= Learning Record Store =

A Learning Record Store (LRS) is a data store system that serves as a repository for learning records collected from connected systems where learning activities are conducted. It is an essential component in the process flow for using the Experience API (xAPI) standard by ADL or the Caliper standard by IMS Global. The Experience API is also known as the "Tin Can API" and is an Open Source e-learning specification developed after AICC and SCORM. The concept of the LRS was introduced to the e-learning industry in 2011, and proposes a shift to the way e-learning specifications function.

==History==
SCORM has been the e-learning industry software specification for interoperability from 2001 until the present. The governing body of SCORM, Advanced Distributed Learning (ADL), realized that the specification was not keeping up with advancements in technology, and that it needed to be updated. ADL issued a Broad Agency Announcement (BAA) asking for assistance with updating the SCORM specification. The BAA was awarded to Rustici Software, and the result was a one-year research and development project called Project Tin Can. The final result of Project Tin Can was the Experience API along with the concept of the LRS.

==Overview==
xAPI-enabled learning activities generate statements, or records of e-learning in the form of "I did this" or "Actor verb object". These statements are transmitted over HTTP or HTTPS to an LRS. The main function of an LRS is to store and retrieve the data that's generated from Experience API statements.

An LRS can exist inside a traditional learning management system (LMS), or on its own. LRSs can communicate learner data with other systems, such as LMSs, sensor-enabled devices, mobile technology, and other LRSs. Systems sending data to an LRS are known as "Activity Providers". Individual learners can have their own LRSs, or Personal Data Lockers, in which they store all of their learning data for their own personal records.

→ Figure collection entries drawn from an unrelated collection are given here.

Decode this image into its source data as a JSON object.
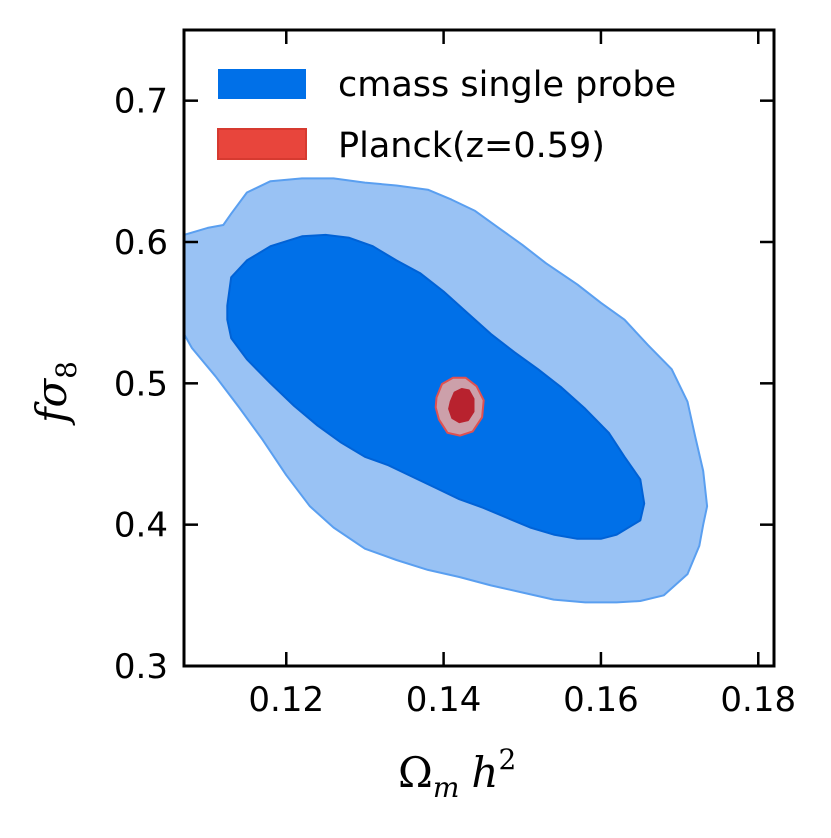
{
  "chart_data": {
    "type": "contour",
    "xlabel": "Ω_m h^2",
    "xlabel_main": "Ω",
    "xlabel_sub": "m",
    "xlabel_var": "h",
    "xlabel_sup": "2",
    "ylabel": "fσ_8",
    "ylabel_main": "fσ",
    "ylabel_sub": "8",
    "xlim": [
      0.107,
      0.182
    ],
    "ylim": [
      0.3,
      0.75
    ],
    "xticks": [
      0.12,
      0.14,
      0.16,
      0.18
    ],
    "xtick_labels": [
      "0.12",
      "0.14",
      "0.16",
      "0.18"
    ],
    "yticks": [
      0.3,
      0.4,
      0.5,
      0.6,
      0.7
    ],
    "ytick_labels": [
      "0.3",
      "0.4",
      "0.5",
      "0.6",
      "0.7"
    ],
    "legend_position": "top-left",
    "legend": [
      {
        "label": "cmass single probe",
        "color": "#0070e8"
      },
      {
        "label": "Planck(z=0.59)",
        "color": "#e8453c"
      }
    ],
    "series": [
      {
        "name": "cmass single probe",
        "level": "95%",
        "fill": "#99c2f4",
        "stroke": "#5a9ff0",
        "points": [
          [
            0.107,
            0.605
          ],
          [
            0.11,
            0.61
          ],
          [
            0.112,
            0.612
          ],
          [
            0.113,
            0.62
          ],
          [
            0.115,
            0.635
          ],
          [
            0.118,
            0.643
          ],
          [
            0.122,
            0.645
          ],
          [
            0.126,
            0.645
          ],
          [
            0.13,
            0.642
          ],
          [
            0.134,
            0.64
          ],
          [
            0.138,
            0.637
          ],
          [
            0.141,
            0.63
          ],
          [
            0.144,
            0.622
          ],
          [
            0.147,
            0.61
          ],
          [
            0.15,
            0.598
          ],
          [
            0.153,
            0.585
          ],
          [
            0.157,
            0.57
          ],
          [
            0.16,
            0.557
          ],
          [
            0.163,
            0.545
          ],
          [
            0.166,
            0.527
          ],
          [
            0.169,
            0.51
          ],
          [
            0.171,
            0.487
          ],
          [
            0.172,
            0.462
          ],
          [
            0.173,
            0.438
          ],
          [
            0.1735,
            0.413
          ],
          [
            0.173,
            0.4
          ],
          [
            0.1725,
            0.385
          ],
          [
            0.171,
            0.365
          ],
          [
            0.168,
            0.35
          ],
          [
            0.165,
            0.346
          ],
          [
            0.162,
            0.345
          ],
          [
            0.158,
            0.345
          ],
          [
            0.154,
            0.347
          ],
          [
            0.15,
            0.352
          ],
          [
            0.146,
            0.357
          ],
          [
            0.142,
            0.363
          ],
          [
            0.138,
            0.368
          ],
          [
            0.134,
            0.375
          ],
          [
            0.13,
            0.383
          ],
          [
            0.126,
            0.398
          ],
          [
            0.123,
            0.413
          ],
          [
            0.12,
            0.435
          ],
          [
            0.117,
            0.46
          ],
          [
            0.114,
            0.483
          ],
          [
            0.111,
            0.505
          ],
          [
            0.108,
            0.525
          ],
          [
            0.107,
            0.535
          ]
        ]
      },
      {
        "name": "cmass single probe",
        "level": "68%",
        "fill": "#0070e8",
        "stroke": "#0062d6",
        "points": [
          [
            0.1125,
            0.555
          ],
          [
            0.113,
            0.575
          ],
          [
            0.115,
            0.587
          ],
          [
            0.118,
            0.597
          ],
          [
            0.122,
            0.604
          ],
          [
            0.125,
            0.605
          ],
          [
            0.128,
            0.603
          ],
          [
            0.131,
            0.597
          ],
          [
            0.134,
            0.587
          ],
          [
            0.137,
            0.578
          ],
          [
            0.14,
            0.565
          ],
          [
            0.143,
            0.55
          ],
          [
            0.146,
            0.535
          ],
          [
            0.149,
            0.522
          ],
          [
            0.152,
            0.51
          ],
          [
            0.155,
            0.497
          ],
          [
            0.158,
            0.482
          ],
          [
            0.161,
            0.465
          ],
          [
            0.163,
            0.448
          ],
          [
            0.165,
            0.432
          ],
          [
            0.1655,
            0.415
          ],
          [
            0.165,
            0.403
          ],
          [
            0.162,
            0.393
          ],
          [
            0.16,
            0.39
          ],
          [
            0.157,
            0.39
          ],
          [
            0.154,
            0.393
          ],
          [
            0.151,
            0.398
          ],
          [
            0.148,
            0.405
          ],
          [
            0.145,
            0.412
          ],
          [
            0.142,
            0.418
          ],
          [
            0.139,
            0.426
          ],
          [
            0.136,
            0.434
          ],
          [
            0.133,
            0.442
          ],
          [
            0.13,
            0.448
          ],
          [
            0.127,
            0.458
          ],
          [
            0.124,
            0.47
          ],
          [
            0.121,
            0.484
          ],
          [
            0.118,
            0.5
          ],
          [
            0.115,
            0.517
          ],
          [
            0.113,
            0.532
          ],
          [
            0.1125,
            0.545
          ]
        ]
      },
      {
        "name": "Planck(z=0.59)",
        "level": "95%",
        "fill": "#cca0aa",
        "stroke": "#e05050",
        "points": [
          [
            0.1391,
            0.49
          ],
          [
            0.1398,
            0.4995
          ],
          [
            0.1412,
            0.504
          ],
          [
            0.1428,
            0.504
          ],
          [
            0.1442,
            0.498
          ],
          [
            0.1451,
            0.488
          ],
          [
            0.1449,
            0.476
          ],
          [
            0.1437,
            0.466
          ],
          [
            0.1421,
            0.463
          ],
          [
            0.1405,
            0.465
          ],
          [
            0.1394,
            0.4745
          ],
          [
            0.139,
            0.483
          ]
        ]
      },
      {
        "name": "Planck(z=0.59)",
        "level": "68%",
        "fill": "#b8222e",
        "stroke": "#b8222e",
        "points": [
          [
            0.1409,
            0.487
          ],
          [
            0.1414,
            0.4935
          ],
          [
            0.1423,
            0.496
          ],
          [
            0.1432,
            0.495
          ],
          [
            0.1438,
            0.489
          ],
          [
            0.1438,
            0.48
          ],
          [
            0.1431,
            0.474
          ],
          [
            0.142,
            0.4725
          ],
          [
            0.1411,
            0.4755
          ],
          [
            0.1407,
            0.482
          ]
        ]
      }
    ]
  }
}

xAPI statements are capable of being sent to multiple LRSs at once. With traditional LMSs, a learner's data stays with the organization that administers the LMS. When the LRS is introduced, the sharing of learning data is possible, and the learning data can follow the learner wherever the learner goes (for example, from job to job or from school to school).

LRSs offer the ability to create very in-depth e-learning analytics because of the large amounts of learning data they record and store. Traditional e-learning specifications like SCORM are limited to storing simple data points such as a final score, or that a course has been started or completed. With the statement structure that the LRS records, there are many data points that can be reported against. Reports can be pulled on any number of combinations of "actor", "verb" and "object". However, an LRS that is built strictly to the Experience API specification doesn't have a built-in reporting mechanism. The LRS administrator (or the administrator of the LMS in which the LRS exists) must provide means to access the data in the LRS, and in turn create a reporting system for the data.